Der Name des Ortes Mülsen, (Mulsen, Mulsin, Milssein, Mülßen, Milsen) scheint darum deutscher Abkunft zu sein und zwar keltischen Ursprungs. Es haben also hier früher Kelten gewohnt, die durch die Slawen verdrängt wurden. In der späteren Zeit der allgemeinen Völkerwanderung von Westen nach Osten wurde dann der Mülsengrund wieder germanisiert und durch die Grünhainer Mönche, die ihren Hof in Zwickau, im jetzigen Gymnasium hatten, christianisiert. Die Grünhainer Mönche waren Zisterzienser, Grauröcke. Ihre Kulturarbeit tritt uns noch im Graurock, dem Walde bei Thurm entgegen. Thurm, celt. tor, in Urkunden deutsch "zum turmb", welches auch im Kirchensiegel einen Turm führt, war eines von den befestigten Bollwerken, welche die Deutschen im Elb-Saalegebiet, wie an der Mulde anlegten, um von dort aus mit bewaffneter Hand (es war der christliche deutsche Adel) die Slaven zurückzudrängen oder zu unterwerfen. Dadurch entstand in unserer Gegend baldigst ein deutsch-slavisches Mischvolk, deren Haupterwerbszweig neben der Töpferei die allenthalben eingebürgerte Weberei war.

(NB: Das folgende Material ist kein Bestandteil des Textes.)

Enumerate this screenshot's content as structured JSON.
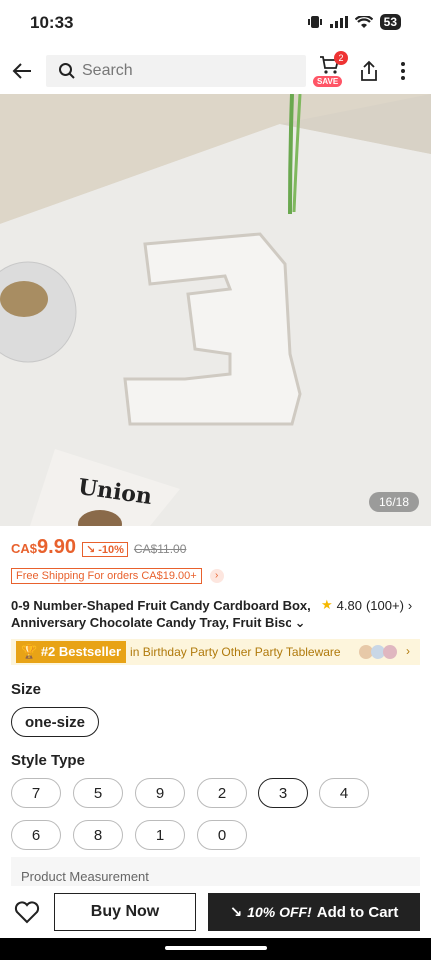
{
  "status": {
    "time": "10:33",
    "battery": "53"
  },
  "search": {
    "placeholder": "Search"
  },
  "cart": {
    "count": "2",
    "save_label": "SAVE"
  },
  "image": {
    "counter": "16/18",
    "union_text": "Union"
  },
  "price": {
    "currency": "CA$",
    "amount": "9.90",
    "discount": "-10%",
    "original": "CA$11.00"
  },
  "shipping": {
    "text": "Free Shipping For orders CA$19.00+"
  },
  "product": {
    "title_line1": "0-9 Number-Shaped Fruit Candy Cardboard Box,",
    "title_line2": "Anniversary Chocolate Candy Tray, Fruit Biscuit",
    "rating": "4.80",
    "reviews": "(100+)"
  },
  "bestseller": {
    "tag": "#2 Bestseller",
    "category": "in Birthday Party Other Party Tableware"
  },
  "size": {
    "label": "Size",
    "option": "one-size"
  },
  "style": {
    "label": "Style Type",
    "row1": [
      "7",
      "5",
      "9",
      "2",
      "3",
      "4"
    ],
    "row2": [
      "6",
      "8",
      "1",
      "0"
    ],
    "selected": "3"
  },
  "measure": {
    "label": "Product Measurement"
  },
  "actions": {
    "buy_now": "Buy Now",
    "off": "10% OFF!",
    "add_to_cart": "Add to Cart"
  },
  "colors": {
    "accent": "#e8612d",
    "dark": "#222222",
    "gold": "#e8a316"
  }
}
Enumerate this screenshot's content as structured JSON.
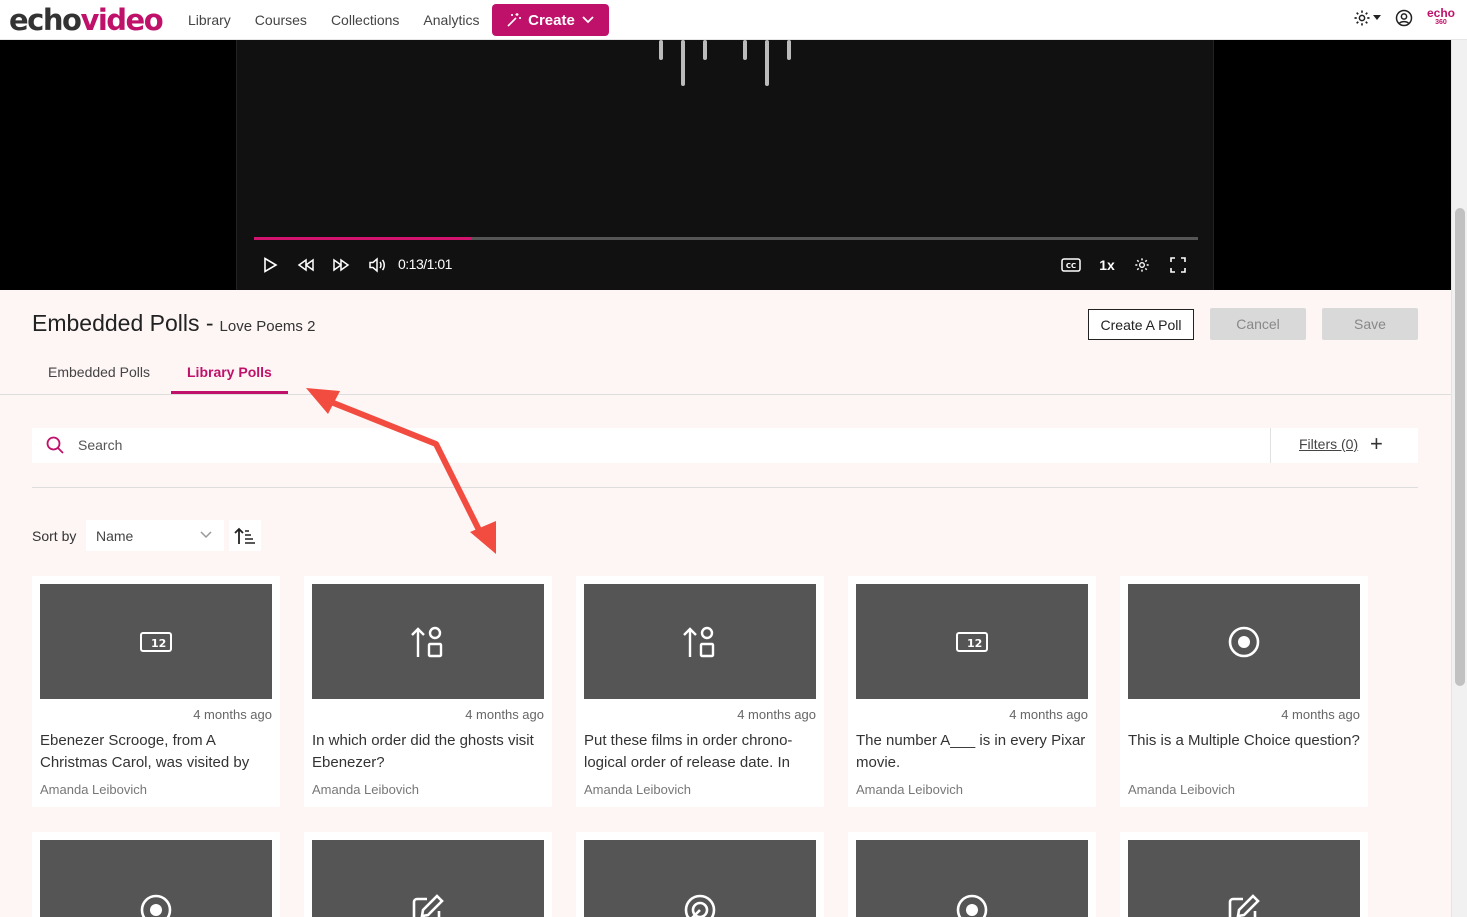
{
  "header": {
    "logo_part1": "echo",
    "logo_part2": "video",
    "nav": [
      "Library",
      "Courses",
      "Collections",
      "Analytics"
    ],
    "create_label": "Create",
    "brand_top": "echo",
    "brand_bottom": "360",
    "icons": [
      "gear-icon",
      "user-circle-icon"
    ]
  },
  "player": {
    "time": "0:13/1:01",
    "speed": "1x",
    "progress_fraction": 0.23,
    "accent": "#d2146f"
  },
  "page": {
    "title": "Embedded Polls -",
    "subtitle": "Love Poems 2",
    "create_poll": "Create A Poll",
    "cancel": "Cancel",
    "save": "Save"
  },
  "tabs": [
    "Embedded Polls",
    "Library Polls"
  ],
  "active_tab": "Library Polls",
  "search": {
    "placeholder": "Search",
    "filters": "Filters (0)"
  },
  "sort": {
    "label": "Sort by",
    "value": "Name"
  },
  "cards": [
    {
      "icon": "numeric-icon",
      "ago": "4 months ago",
      "title": "Ebenezer Scrooge, from A Christmas Carol, was visited by",
      "author": "Amanda Leibovich"
    },
    {
      "icon": "ordering-icon",
      "ago": "4 months ago",
      "title": "In which order did the ghosts visit Ebenezer?",
      "author": "Amanda Leibovich"
    },
    {
      "icon": "ordering-icon",
      "ago": "4 months ago",
      "title": "Put these films in order chrono-logical order of release date. In",
      "author": "Amanda Leibovich"
    },
    {
      "icon": "numeric-icon",
      "ago": "4 months ago",
      "title": "The number A___ is in every Pixar movie.",
      "author": "Amanda Leibovich"
    },
    {
      "icon": "multiple-choice-icon",
      "ago": "4 months ago",
      "title": "This is a Multiple Choice question?",
      "author": "Amanda Leibovich"
    }
  ],
  "cards_row2_icons": [
    "multiple-choice-icon",
    "edit-icon",
    "hotspot-icon",
    "multiple-choice-icon",
    "edit-icon"
  ],
  "colors": {
    "brand": "#c0116a",
    "annotation_arrow": "#f24c40"
  }
}
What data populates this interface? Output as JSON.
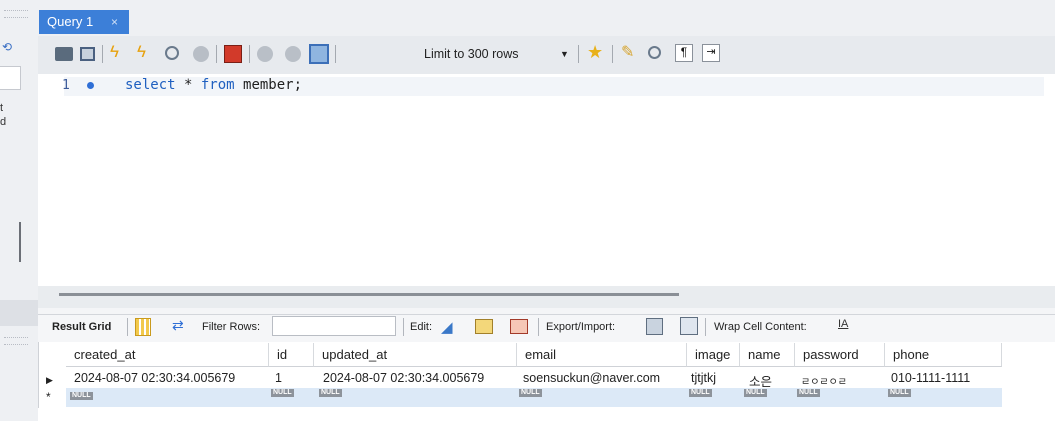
{
  "tab": {
    "title": "Query 1",
    "close": "×"
  },
  "toolbar": {
    "icons": [
      "open-folder-icon",
      "save-icon",
      "execute-icon",
      "execute-current-icon",
      "explain-icon",
      "stop-icon",
      "toggle-icon",
      "commit-icon",
      "rollback-icon",
      "autocommit-icon",
      "bookmark-icon",
      "beautify-icon",
      "find-icon",
      "invisible-chars-icon",
      "wrap-icon"
    ],
    "limit_label": "Limit to 300 rows"
  },
  "editor": {
    "line_number": "1",
    "sql_keyword1": "select",
    "sql_middle": " * ",
    "sql_keyword2": "from",
    "sql_rest": " member;"
  },
  "result_toolbar": {
    "result_grid": "Result Grid",
    "filter_rows": "Filter Rows:",
    "edit": "Edit:",
    "export_import": "Export/Import:",
    "wrap_cell": "Wrap Cell Content:"
  },
  "grid": {
    "columns": [
      "created_at",
      "id",
      "updated_at",
      "email",
      "image",
      "name",
      "password",
      "phone"
    ],
    "rows": [
      [
        "2024-08-07 02:30:34.005679",
        "1",
        "2024-08-07 02:30:34.005679",
        "soensuckun@naver.com",
        "tjtjtkj",
        "소은",
        "ㄹㅇㄹㅇㄹ",
        "010-1111-1111"
      ]
    ],
    "null_label": "NULL",
    "new_row_marker": "*"
  },
  "sidebar": {
    "frag1": "t",
    "frag2": "d"
  },
  "colors": {
    "tab_active": "#3c7fd8",
    "keyword": "#2060c0",
    "new_row": "#dce9f7"
  }
}
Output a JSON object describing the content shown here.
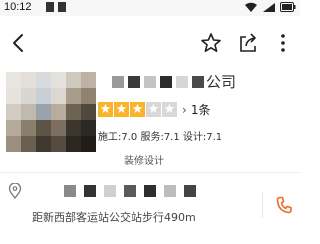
{
  "status_bar": {
    "time": "10:12",
    "icons": [
      "wifi-icon",
      "signal-icon",
      "battery-icon"
    ]
  },
  "nav": {
    "icons": [
      "back-icon",
      "star-favorite-icon",
      "share-icon",
      "more-icon"
    ]
  },
  "shop": {
    "name_visible_suffix": "公司",
    "rating": {
      "stars_filled": 3,
      "stars_total": 5,
      "reviews": "1条"
    },
    "sub_scores": "施工:7.0 服务:7.1 设计:7.1",
    "category": "装修设计"
  },
  "address": {
    "distance": "距新西部客运站公交站步行490m"
  },
  "colors": {
    "accent_star": "#f7b52c",
    "star_empty": "#d8d8d8",
    "phone_accent": "#ef6a2a"
  }
}
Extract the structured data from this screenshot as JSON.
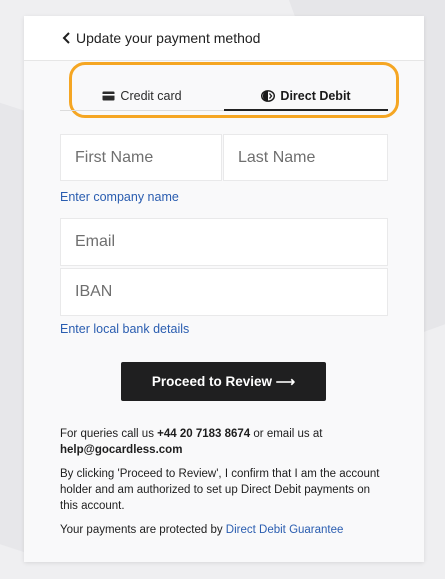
{
  "header": {
    "back_label": "Update your payment method"
  },
  "tabs": [
    {
      "label": "Credit card",
      "icon": "credit-card-icon",
      "selected": false
    },
    {
      "label": "Direct Debit",
      "icon": "direct-debit-icon",
      "selected": true
    }
  ],
  "highlight_color": "#f5a623",
  "form": {
    "first_name_placeholder": "First Name",
    "last_name_placeholder": "Last Name",
    "company_link": "Enter company name",
    "email_placeholder": "Email",
    "iban_placeholder": "IBAN",
    "bank_link": "Enter local bank details",
    "proceed_label": "Proceed to Review ⟶"
  },
  "info": {
    "queries_prefix": "For queries call us ",
    "phone": "+44 20 7183 8674",
    "queries_middle": " or email us at",
    "email": "help@gocardless.com",
    "confirm_text": "By clicking 'Proceed to Review', I confirm that I am the account holder and am authorized to set up Direct Debit payments on this account.",
    "protected_prefix": "Your payments are protected by ",
    "guarantee_link": "Direct Debit Guarantee"
  }
}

Auch die religiöse Schwarmgeisterei der ganzen Zwickauer Gegend hat gewiss ihre Anfänge von dem Vermischen der deutschen und slawischen religiösen Sitten und Gebräuche her, von dem allmählichen und slavisch-heidnischen Götterkultes. Die Slaven huldigten still in sich mystischen Spekulationen, sie liebten es, ein Leben innerlicher Beschaulichkeit mit religiöser Geheimniskrämerei zu führen, sie waren besonders gefühlsgläubig. Alle Spektiverei findet noch jetzt hier günstigen Boden, der Spiritismus ist noch immer vieler Geheimwissenschaft.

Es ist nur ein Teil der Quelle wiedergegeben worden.